StevenArzt commented 9 years ago

This explicit library model is called "Taint Wrapper" in FlowDroid. The data flow engine provides an interface ITaintPropagationWrapper that gets asked "if taint abstraction x flows into call y, what taint will exist after this call returns?" for every method call inside the target APK. FlowDroid ships with a very simple taint wrapper called EasyTaintWrapper that applies rules such as "on a call x=a.foo, make x tainted if a was tainted before". These rules are sufficient for most library methods such as simple collections.

For the Android-specific aspects such as accessing library controls, we need more. In FlowDroid, we especially want to define values read from password fields in the UI as sources. Therefore, FlowDroid ships with a special ISourceSinkManager (the interface that defines what is a source and what is a sink) for Android, the AndroidSourceSinkManager. This class looks at every call to findViewById(), takes the value (the id) passed to that method and then checks to which kind of UI control this id refers. If it is a password field, he respective call to findViewById() is marked as a source.

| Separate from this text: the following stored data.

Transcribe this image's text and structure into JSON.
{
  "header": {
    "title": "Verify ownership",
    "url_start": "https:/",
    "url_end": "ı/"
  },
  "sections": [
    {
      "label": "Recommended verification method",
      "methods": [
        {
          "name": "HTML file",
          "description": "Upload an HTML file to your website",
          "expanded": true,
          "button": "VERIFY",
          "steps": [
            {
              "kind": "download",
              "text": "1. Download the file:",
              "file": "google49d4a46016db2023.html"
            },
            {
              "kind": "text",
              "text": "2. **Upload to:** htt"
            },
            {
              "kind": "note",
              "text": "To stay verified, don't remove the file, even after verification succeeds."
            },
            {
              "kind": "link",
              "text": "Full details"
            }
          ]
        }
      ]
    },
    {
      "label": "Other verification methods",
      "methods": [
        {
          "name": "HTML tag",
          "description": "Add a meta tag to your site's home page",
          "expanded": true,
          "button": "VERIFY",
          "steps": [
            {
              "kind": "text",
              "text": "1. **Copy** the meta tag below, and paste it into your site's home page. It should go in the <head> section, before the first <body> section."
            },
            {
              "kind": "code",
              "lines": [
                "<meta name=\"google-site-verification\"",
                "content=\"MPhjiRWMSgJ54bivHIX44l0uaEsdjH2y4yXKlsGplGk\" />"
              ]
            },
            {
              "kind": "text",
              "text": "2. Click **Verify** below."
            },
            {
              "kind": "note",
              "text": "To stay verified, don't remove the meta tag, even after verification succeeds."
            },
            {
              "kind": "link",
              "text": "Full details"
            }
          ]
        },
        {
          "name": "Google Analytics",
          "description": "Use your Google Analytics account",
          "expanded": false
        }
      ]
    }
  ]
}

LazarusX commented 9 years ago

I see. Thanks. I'll read the source code of EasyTaintWrapper and AndroidSourceSinkManager for inspiration.

By the way, I notice that https://github.com/Sable/android-platforms lacks platforms for recent Android SDK versions. What's the instruction of building one (and perhaps I can open a pull request to contribute). Thanks.

moonZHH commented 8 years ago

Hi Steven, I may have have a similar problem. I was leveraging soot, soot-infoflow and soot-infoflow-android to analyze Android applications. However, I found that the call graph of an APK file generated by Soot is incomplete. Followings are the jimple code and smali code of the function "com.xxx.yyy.MyService: void onCreate()"(https://gist.github.com/njupt-moon/c8ea2f6dd4877ef25557). As you can see, line 20 in MyService_part.smali file contains an invocation of method "android.telephony.TelephonyManager: java.lang.String getDeviceId()",line 22 in MyService_part.jimple file also contains an invocation of method "android.telephony.TelephonyManager: java.lang.String getDeviceId()". But in whole program call-graph, the edge between "com.xxx.yyy.MyService: void onCreate()" and "android.telephony.TelephonyManager: java.lang.String getDeviceId()" is missing, how can i solve this problem? Thanks.

pavanupb commented 4 years ago

@njupt-moon Please re-open if this is still relevant.